Diciamo “dovrebbero” perché l’utilizzo di questi parametri nella selezione degli investimenti, come un ampio corpo di studi e analisi a livello internazionale ha ormai confermato, è spesso in grado di mettere al riparo da una serie di rischi che gli investimenti tradizionali non riescono a cogliere. Inoltre, soprattutto nel lungo periodo, che è l’orizzonte tipico delle forme d’investimento a scopo previdenziale, la selezione etica è spesso in grado di condurre a rendimenti anche superiori a quelli degli investimenti tradizionali.

Ci sono dunque buoni motivi perché la variabile etica, chiamiamola così, venga considerata con attenzione anche in riferimento alle scelte legate alla previdenza complementare, diventando uno dei fattori capaci di orientare la scelta: fondi pensione che utilizzano criteri Esg, cioè, potrebbero essere preferiti da chi vede con favore quei criteri, sia perché ha con essi un’affinità valoriale, sia per ragioni squisitamente legate alla qualità dell’investimento.

In Italia i fondi pensione, più in generale i grandi investitori istituzionali, fino ad oggi sono stati un po’ alla finestra dell’investimento socialmente responsabile. Il mercato dei prodotti finanziari etici nel nostro Paese è infatti per oltre il 90% retail, mentre accade l’opposto in Europa, dove per circa l’80% è in mano appunto agli investitori istituzionali. Va detto al riguardo che in Italia, per legge, i fondi pensione non hanno alcun obbligo di investire secondo criteri di selezione etica, bensì hanno un obbligo di disclosure cosiddetto di “whether and how”: devono cioè dichiarare “se e in quale misura” tengono in considerazioni aspetti ambientali, sociali ed etici nelle loro politiche d’investimento e nell’esercizio dei diritti di voto (D.Lgs. 252/2005, art. 6, comma 13, lettera c).

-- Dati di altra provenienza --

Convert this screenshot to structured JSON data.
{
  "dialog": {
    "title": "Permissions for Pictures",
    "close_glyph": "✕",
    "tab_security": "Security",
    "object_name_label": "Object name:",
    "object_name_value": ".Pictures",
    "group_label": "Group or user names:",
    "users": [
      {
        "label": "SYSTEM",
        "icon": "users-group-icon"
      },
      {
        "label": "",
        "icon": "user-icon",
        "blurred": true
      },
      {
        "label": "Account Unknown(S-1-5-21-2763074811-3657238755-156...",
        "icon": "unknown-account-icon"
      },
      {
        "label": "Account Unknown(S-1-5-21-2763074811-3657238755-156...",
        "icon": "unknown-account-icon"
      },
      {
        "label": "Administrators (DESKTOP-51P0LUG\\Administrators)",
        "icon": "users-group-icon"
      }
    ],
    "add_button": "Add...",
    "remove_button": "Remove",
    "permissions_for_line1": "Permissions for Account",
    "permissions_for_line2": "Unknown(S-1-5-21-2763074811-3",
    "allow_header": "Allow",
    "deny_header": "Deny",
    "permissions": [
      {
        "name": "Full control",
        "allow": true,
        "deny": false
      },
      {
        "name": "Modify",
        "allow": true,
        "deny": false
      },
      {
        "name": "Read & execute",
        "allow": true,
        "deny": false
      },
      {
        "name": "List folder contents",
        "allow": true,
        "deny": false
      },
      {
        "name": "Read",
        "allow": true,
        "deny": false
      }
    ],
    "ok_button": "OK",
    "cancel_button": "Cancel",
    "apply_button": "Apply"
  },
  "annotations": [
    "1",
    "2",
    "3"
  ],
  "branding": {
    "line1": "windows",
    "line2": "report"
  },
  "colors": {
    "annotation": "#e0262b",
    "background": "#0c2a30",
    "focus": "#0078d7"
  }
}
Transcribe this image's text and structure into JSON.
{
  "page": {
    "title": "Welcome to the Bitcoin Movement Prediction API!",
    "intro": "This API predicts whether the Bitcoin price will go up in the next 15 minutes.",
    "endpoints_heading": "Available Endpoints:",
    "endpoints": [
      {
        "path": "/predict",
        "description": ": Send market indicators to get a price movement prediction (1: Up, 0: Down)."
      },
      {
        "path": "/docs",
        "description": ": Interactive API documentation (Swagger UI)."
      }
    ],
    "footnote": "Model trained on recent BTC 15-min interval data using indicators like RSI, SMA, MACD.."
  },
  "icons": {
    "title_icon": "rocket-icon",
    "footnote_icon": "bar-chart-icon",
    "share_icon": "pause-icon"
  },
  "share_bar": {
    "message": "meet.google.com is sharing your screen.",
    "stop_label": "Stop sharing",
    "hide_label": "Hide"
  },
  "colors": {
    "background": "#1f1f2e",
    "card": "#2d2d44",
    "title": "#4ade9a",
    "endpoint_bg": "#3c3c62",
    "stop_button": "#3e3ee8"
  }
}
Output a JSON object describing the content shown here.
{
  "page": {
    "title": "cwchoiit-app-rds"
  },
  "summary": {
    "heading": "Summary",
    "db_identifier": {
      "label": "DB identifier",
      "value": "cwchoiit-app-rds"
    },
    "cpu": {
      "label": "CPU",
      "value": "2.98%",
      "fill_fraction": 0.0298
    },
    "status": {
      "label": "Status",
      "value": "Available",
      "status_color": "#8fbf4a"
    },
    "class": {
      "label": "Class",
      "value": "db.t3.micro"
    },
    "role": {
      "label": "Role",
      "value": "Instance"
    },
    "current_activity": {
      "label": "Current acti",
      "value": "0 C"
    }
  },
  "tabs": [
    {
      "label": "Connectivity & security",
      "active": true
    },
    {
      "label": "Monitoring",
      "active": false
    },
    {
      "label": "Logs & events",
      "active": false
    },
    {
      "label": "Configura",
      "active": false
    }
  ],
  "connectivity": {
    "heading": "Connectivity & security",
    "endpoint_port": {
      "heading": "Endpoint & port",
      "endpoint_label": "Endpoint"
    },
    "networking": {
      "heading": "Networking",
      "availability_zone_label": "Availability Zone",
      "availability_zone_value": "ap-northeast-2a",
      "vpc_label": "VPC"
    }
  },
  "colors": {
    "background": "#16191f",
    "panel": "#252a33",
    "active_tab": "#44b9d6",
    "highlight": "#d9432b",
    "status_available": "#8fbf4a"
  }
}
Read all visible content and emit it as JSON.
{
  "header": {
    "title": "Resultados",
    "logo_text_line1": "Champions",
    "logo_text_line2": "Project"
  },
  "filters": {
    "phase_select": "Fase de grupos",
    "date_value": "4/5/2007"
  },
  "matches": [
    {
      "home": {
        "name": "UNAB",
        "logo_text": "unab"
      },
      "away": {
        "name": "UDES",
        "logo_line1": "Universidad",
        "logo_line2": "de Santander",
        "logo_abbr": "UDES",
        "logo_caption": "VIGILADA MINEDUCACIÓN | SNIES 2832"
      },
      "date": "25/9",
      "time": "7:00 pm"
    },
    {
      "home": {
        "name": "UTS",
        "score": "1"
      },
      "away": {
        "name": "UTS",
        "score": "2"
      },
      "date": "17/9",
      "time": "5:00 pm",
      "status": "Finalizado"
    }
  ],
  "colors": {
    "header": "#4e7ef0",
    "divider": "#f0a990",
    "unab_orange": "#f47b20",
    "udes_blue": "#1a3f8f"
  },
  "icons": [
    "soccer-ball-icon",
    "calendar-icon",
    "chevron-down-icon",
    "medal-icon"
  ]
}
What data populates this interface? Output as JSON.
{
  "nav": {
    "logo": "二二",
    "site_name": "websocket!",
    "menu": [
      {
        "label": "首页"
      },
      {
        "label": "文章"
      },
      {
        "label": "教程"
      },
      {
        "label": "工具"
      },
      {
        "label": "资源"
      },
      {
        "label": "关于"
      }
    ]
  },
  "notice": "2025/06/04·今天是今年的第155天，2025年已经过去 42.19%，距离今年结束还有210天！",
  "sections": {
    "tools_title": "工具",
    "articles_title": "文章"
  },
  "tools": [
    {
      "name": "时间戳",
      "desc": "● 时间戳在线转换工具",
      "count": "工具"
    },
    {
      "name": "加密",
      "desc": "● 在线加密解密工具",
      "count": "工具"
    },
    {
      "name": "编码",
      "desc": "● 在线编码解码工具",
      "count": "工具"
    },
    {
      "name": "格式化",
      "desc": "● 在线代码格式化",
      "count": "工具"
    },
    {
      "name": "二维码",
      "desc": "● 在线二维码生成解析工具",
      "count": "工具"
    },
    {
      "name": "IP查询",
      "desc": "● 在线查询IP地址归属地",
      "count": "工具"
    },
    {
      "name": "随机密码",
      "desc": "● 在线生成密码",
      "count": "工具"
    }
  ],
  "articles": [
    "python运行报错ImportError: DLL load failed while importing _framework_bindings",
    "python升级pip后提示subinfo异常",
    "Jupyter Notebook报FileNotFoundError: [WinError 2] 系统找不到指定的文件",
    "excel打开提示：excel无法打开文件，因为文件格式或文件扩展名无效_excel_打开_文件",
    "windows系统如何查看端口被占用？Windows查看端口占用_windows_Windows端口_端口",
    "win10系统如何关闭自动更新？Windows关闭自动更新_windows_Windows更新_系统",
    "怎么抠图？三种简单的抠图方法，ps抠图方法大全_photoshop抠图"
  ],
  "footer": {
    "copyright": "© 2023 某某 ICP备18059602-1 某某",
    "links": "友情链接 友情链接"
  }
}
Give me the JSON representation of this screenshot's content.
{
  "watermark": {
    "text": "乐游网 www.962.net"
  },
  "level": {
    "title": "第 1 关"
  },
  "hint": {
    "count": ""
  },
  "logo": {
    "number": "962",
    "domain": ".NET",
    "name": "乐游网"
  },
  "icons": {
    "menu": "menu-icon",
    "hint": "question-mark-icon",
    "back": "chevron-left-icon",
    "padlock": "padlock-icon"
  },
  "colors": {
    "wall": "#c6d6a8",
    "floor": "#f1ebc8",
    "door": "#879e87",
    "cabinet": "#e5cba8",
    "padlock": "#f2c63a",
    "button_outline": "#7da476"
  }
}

Presto, però, lo scenario potrebbe cambiare, come ha evidenziato una recente ricerca condotta da Mefop (la società per lo sviluppo dei fondi pensione) insieme al Forum per la finanza sostenibile, condotta su un campione rappresentativo dell’industria previdenziale italiana. “Dall’indagine condotta – dice Marianna Benatti, program officer del Forum per la finanza sostenibile - risulta che circa il 20% dei fondi pensione del campione investe secondo criteri Esg, ma un altro 20% sta valutando l’opportunità di farlo. La percentuale salirebbe così al 40%, un dato interessante. Bisogna però tener conto che gli operatori del settore si attendono una crescita moderata: la volontà c’è, ma esistono delle barriere non facilmente superabili, che rallentano il processo di crescita del fenomeno”, ad esempio il fatto che sulla definizione dei criteri Esg da utilizzare non vi è unanimità di vedute.

Sono soprattutto i fondi pensione chiusi a manifestare già ora un atteggiamento particolarmente attivo sul tema, sia per il loro fine sociale, sia perché spinti dai loro iscritti, che sempre più chiedono che le politiche d’investimento integrino considerazioni sociali e ambientali. I fondi pensione aperti sono invece quelli che in misura maggiore stanno ragionando sulla possibilità di adottare principi Esg.

Ma quali sono gli approcci socialmente responsabili all’investimento che prevalgono fra i fondi pensione italiani? Dalla ricerca “emerge una varietà di modalità operative – prosegue Benatti - e una riluttanza alla standardizzazione di prodotti e processi. Prevale l’approccio sui criteri di screening. E tra i fondi pensioni aperti, un 35% esercita il dritto di voto. La pratica dell’azionariato attivo o engagement, che è molto diffusa nel nord Europa, in Italia stenta invece a decollare”.

Per quanto riguarda più propriamente le modalità d’investimento, infine, emergono alcune distinzioni fra le varie forme di fondi pensione. “I fondi pensione aperti – conclude Benatti – prediligono l’istituzione di una apposita linea che investa secondo i criteri Esg, mentre tra i fondi chiusi prevale l’investimento Esg di una quota parte del patrimonio di uno o più comparti, in genere la parte azionaria. Esistono poi casi di alcuni fondi che applicano i criteri Esg trasversalmente al patrimonio di tutti i comparti”.